Müftülerin de nikâh kıymalarını sağlayacak düzenlemeyi, ilgili uzmanlar ile ele almak, enine boyuna değerlendirmek gerekirken yine taraftarlığımız öne çıkıyor. Bir taraf, konuyu dinin tüm hayat alanlarına taşınması, laikliğin ve kadın haklarının elden gitmesi hatta devletin tehdit edilmesine kadar götürüyor. Diğer taraf ise düzenlemenin kaynaklandığı ihtiyacı ortaya koymaktan çok neden karşı çıkıldığına veryansın ediyor.

İnsan, inanma ihtiyacı olan bir canlıdır. Var olduğu günden bu yana biçim ve uygulamalar değişse de aşkın bir güce, yüce bir yaratıcıya inanmıştır. Çünkü yaşam yolculuğuna bir anlam verme ihtiyacındadır.

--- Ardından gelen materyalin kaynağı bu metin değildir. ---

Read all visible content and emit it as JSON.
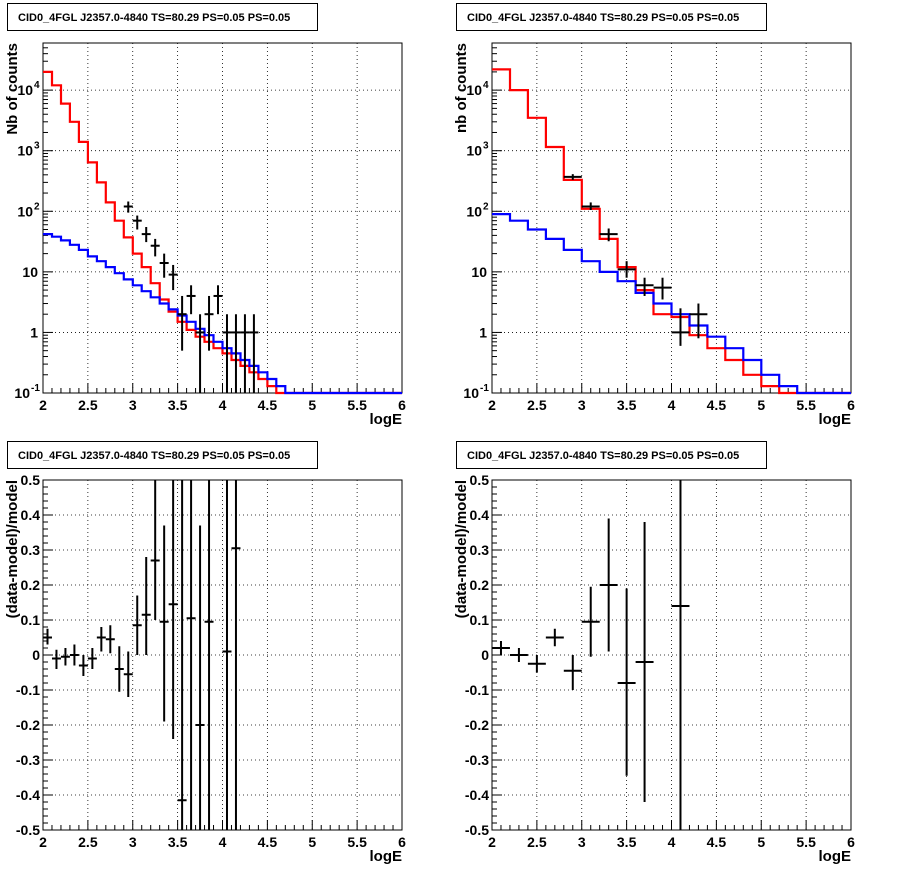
{
  "chart_data": [
    {
      "type": "line",
      "title": "CID0_4FGL J2357.0-4840 TS=80.29 PS=0.05 PS=0.05",
      "xlabel": "logE",
      "ylabel": "Nb of counts",
      "xlim": [
        2,
        6
      ],
      "ylim": [
        0.1,
        60000
      ],
      "yscale": "log",
      "grid": true,
      "series": [
        {
          "color": "#ff0000",
          "style": "step",
          "edges": [
            2.0,
            2.1,
            2.2,
            2.3,
            2.4,
            2.5,
            2.6,
            2.7,
            2.8,
            2.9,
            3.0,
            3.1,
            3.2,
            3.3,
            3.4,
            3.5,
            3.6,
            3.7,
            3.8,
            3.9,
            4.0,
            4.1,
            4.2,
            4.3,
            4.4,
            4.5,
            4.6,
            4.7,
            4.8,
            4.9,
            5.0,
            5.1,
            5.2,
            5.3,
            5.4,
            5.5,
            5.6,
            5.7,
            5.8,
            5.9,
            6.0
          ],
          "values": [
            20000,
            12000,
            6000,
            3000,
            1400,
            640,
            300,
            140,
            70,
            37,
            20,
            12,
            6.5,
            3.5,
            2.2,
            1.5,
            1.1,
            0.85,
            0.7,
            0.55,
            0.45,
            0.35,
            0.28,
            0.22,
            0.17,
            0.13,
            0.1,
            0.1,
            0.1,
            0.1,
            0.1,
            0.1,
            0.1,
            0.1,
            0.1,
            0.1,
            0.1,
            0.1,
            0.1,
            0.1
          ]
        },
        {
          "color": "#0000ff",
          "style": "step",
          "edges": [
            2.0,
            2.1,
            2.2,
            2.3,
            2.4,
            2.5,
            2.6,
            2.7,
            2.8,
            2.9,
            3.0,
            3.1,
            3.2,
            3.3,
            3.4,
            3.5,
            3.6,
            3.7,
            3.8,
            3.9,
            4.0,
            4.1,
            4.2,
            4.3,
            4.4,
            4.5,
            4.6,
            4.7,
            4.8,
            4.9,
            5.0,
            5.1,
            5.2,
            5.3,
            5.4,
            5.5,
            5.6,
            5.7,
            5.8,
            5.9,
            6.0
          ],
          "values": [
            42,
            38,
            33,
            28,
            23,
            18,
            15,
            12,
            9.5,
            7.5,
            6.0,
            4.8,
            3.8,
            3.0,
            2.4,
            1.9,
            1.5,
            1.15,
            0.9,
            0.7,
            0.55,
            0.45,
            0.35,
            0.28,
            0.22,
            0.17,
            0.13,
            0.1,
            0.1,
            0.1,
            0.1,
            0.1,
            0.1,
            0.1,
            0.1,
            0.1,
            0.1,
            0.1,
            0.1,
            0.1
          ]
        },
        {
          "color": "#000000",
          "style": "points",
          "x": [
            2.95,
            3.05,
            3.15,
            3.25,
            3.35,
            3.45,
            3.55,
            3.65,
            3.75,
            3.85,
            3.95,
            4.05,
            4.15,
            4.25,
            4.35
          ],
          "xerr": 0.05,
          "y": [
            120,
            70,
            42,
            27,
            14,
            9,
            2,
            4,
            1,
            2,
            4,
            1,
            1,
            1,
            1
          ],
          "ylo": [
            95,
            50,
            31,
            18,
            8,
            5,
            0.5,
            2,
            0.1,
            0.5,
            2,
            0.1,
            0.1,
            0.1,
            0.1
          ],
          "yhi": [
            145,
            85,
            55,
            35,
            20,
            13,
            4,
            6,
            2,
            4,
            6,
            2,
            2,
            2,
            2
          ]
        }
      ]
    },
    {
      "type": "line",
      "title": "CID0_4FGL J2357.0-4840 TS=80.29 PS=0.05 PS=0.05",
      "xlabel": "logE",
      "ylabel": "nb of counts",
      "xlim": [
        2,
        6
      ],
      "ylim": [
        0.1,
        60000
      ],
      "yscale": "log",
      "grid": true,
      "series": [
        {
          "color": "#ff0000",
          "style": "step",
          "edges": [
            2.0,
            2.2,
            2.4,
            2.6,
            2.8,
            3.0,
            3.2,
            3.4,
            3.6,
            3.8,
            4.0,
            4.2,
            4.4,
            4.6,
            4.8,
            5.0,
            5.2,
            5.4,
            5.6,
            5.8,
            6.0
          ],
          "values": [
            22000,
            10000,
            3500,
            1150,
            330,
            110,
            35,
            12,
            5,
            2,
            1.8,
            0.9,
            0.55,
            0.35,
            0.2,
            0.13,
            0.1,
            0.1,
            0.1,
            0.1
          ]
        },
        {
          "color": "#0000ff",
          "style": "step",
          "edges": [
            2.0,
            2.2,
            2.4,
            2.6,
            2.8,
            3.0,
            3.2,
            3.4,
            3.6,
            3.8,
            4.0,
            4.2,
            4.4,
            4.6,
            4.8,
            5.0,
            5.2,
            5.4,
            5.6,
            5.8,
            6.0
          ],
          "values": [
            90,
            70,
            50,
            35,
            23,
            15,
            10,
            7,
            4.5,
            3,
            2,
            1.3,
            0.85,
            0.55,
            0.35,
            0.2,
            0.13,
            0.1,
            0.1,
            0.1
          ]
        },
        {
          "color": "#000000",
          "style": "points",
          "x": [
            2.9,
            3.1,
            3.3,
            3.5,
            3.7,
            3.9,
            4.1,
            4.3
          ],
          "xerr": 0.1,
          "y": [
            370,
            120,
            42,
            11,
            6,
            5.5,
            1,
            2
          ],
          "ylo": [
            330,
            105,
            32,
            8,
            4,
            3.5,
            0.6,
            0.8
          ],
          "yhi": [
            410,
            140,
            52,
            15,
            8,
            8,
            2.5,
            3
          ]
        }
      ]
    },
    {
      "type": "scatter",
      "title": "CID0_4FGL J2357.0-4840 TS=80.29 PS=0.05 PS=0.05",
      "xlabel": "logE",
      "ylabel": "(data-model)/model",
      "xlim": [
        2,
        6
      ],
      "ylim": [
        -0.5,
        0.5
      ],
      "grid": true,
      "series": [
        {
          "color": "#000000",
          "style": "points",
          "x": [
            2.05,
            2.15,
            2.25,
            2.35,
            2.45,
            2.55,
            2.65,
            2.75,
            2.85,
            2.95,
            3.05,
            3.15,
            3.25,
            3.35,
            3.45,
            3.55,
            3.65,
            3.75,
            3.85,
            4.05,
            4.15
          ],
          "xerr": 0.05,
          "y": [
            0.05,
            -0.01,
            -0.005,
            0.0,
            -0.03,
            -0.01,
            0.05,
            0.045,
            -0.04,
            -0.055,
            0.085,
            0.115,
            0.27,
            0.095,
            0.145,
            -0.415,
            0.105,
            -0.2,
            0.095,
            0.01,
            0.305
          ],
          "ylo": [
            0.03,
            -0.04,
            -0.03,
            -0.03,
            -0.06,
            -0.04,
            0.01,
            0.005,
            -0.105,
            -0.12,
            0.0,
            0.0,
            0.1,
            -0.19,
            -0.24,
            -0.5,
            -0.5,
            -0.5,
            -0.5,
            -0.5,
            -0.5
          ],
          "yhi": [
            0.075,
            0.015,
            0.02,
            0.03,
            0.0,
            0.02,
            0.08,
            0.085,
            0.025,
            0.01,
            0.17,
            0.28,
            0.5,
            0.37,
            0.5,
            0.5,
            0.5,
            0.37,
            0.5,
            0.5,
            0.5
          ]
        }
      ]
    },
    {
      "type": "scatter",
      "title": "CID0_4FGL J2357.0-4840 TS=80.29 PS=0.05 PS=0.05",
      "xlabel": "logE",
      "ylabel": "(data-model)/model",
      "xlim": [
        2,
        6
      ],
      "ylim": [
        -0.5,
        0.5
      ],
      "grid": true,
      "series": [
        {
          "color": "#000000",
          "style": "points",
          "x": [
            2.1,
            2.3,
            2.5,
            2.7,
            2.9,
            3.1,
            3.3,
            3.5,
            3.7,
            4.1
          ],
          "xerr": 0.1,
          "y": [
            0.02,
            0.0,
            -0.025,
            0.05,
            -0.045,
            0.095,
            0.2,
            -0.08,
            -0.02,
            0.14
          ],
          "ylo": [
            0.0,
            -0.02,
            -0.05,
            0.025,
            -0.1,
            -0.005,
            0.01,
            -0.345,
            -0.42,
            -0.5
          ],
          "yhi": [
            0.04,
            0.02,
            0.0,
            0.075,
            0.0,
            0.195,
            0.39,
            0.19,
            0.38,
            0.5
          ]
        }
      ]
    }
  ]
}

Dolayısıyla insanlar hayatlarının en kritik dönemeçlerinde ve kararlarında dini inançlarının öngörüsünü yaşamlarına yansıtır. Nitekim hemen her toplumda doğum, evlilik ve ölüm gibi hayati olaylar sırasında dini ritüeller var olagelmiştir. Bu hayati konuların hukuki, sosyal, duygusal ve tabii ki inanç yönleri vardır. İnanmak, diğer bireysel ihtiyaçlar gibi insana ait bir özellik olduğundan insanın olduğu her yerde bulunması ve hayatın tüm alanlarına taşınması kaçınılmazdır. Bu konuların inanç yönünü görmezden gelmek doğru olmaz zira her inanç sisteminde doğum, evlilik ve ölüm, dini inanış ile ilişkilendirilmiştir. Dolayısıyla insanın hayati konularını aşkın bir gücün şahitliğinde gerçekleştirmesi, başka hayat alanlarını etkilemeden, daraltmadan inançlarına uygun yaşaması ona güç verir, hayat şevkini artırır.  

Küresel Ahlaksızlık

Unutulmamalıdır ki küresel bir vurdumduymazlık, ahlaksızlık, doyumsuzluk ve küresel bir tüketim çılgınlığının hızlandığı, düşünsel derinlik yerine trende yönelmenin söz konusu olduğu bir çağda yaşıyoruz. Uluslararası gerilimlerin aynı biçimde toplum ve bireyin ruh yapısında da gerilime, zorlanmaya ve çaresizliğe yol açtığını biliyoruz. Kısacası zihinsel patoloji ve psikolojik hastalıkların ayyuka çıktığı küresel bir köye doğru gidiyor dünya. Byung Chul Han’ın ifadesiyle toplumlar yorgun. Batılı toplumların hızla yorgunluk sürecine girmeleri ve aile yapısının hızla bozulmasında ahlak ve inanç alanındaki zayıflığın etkisi büyüktür. 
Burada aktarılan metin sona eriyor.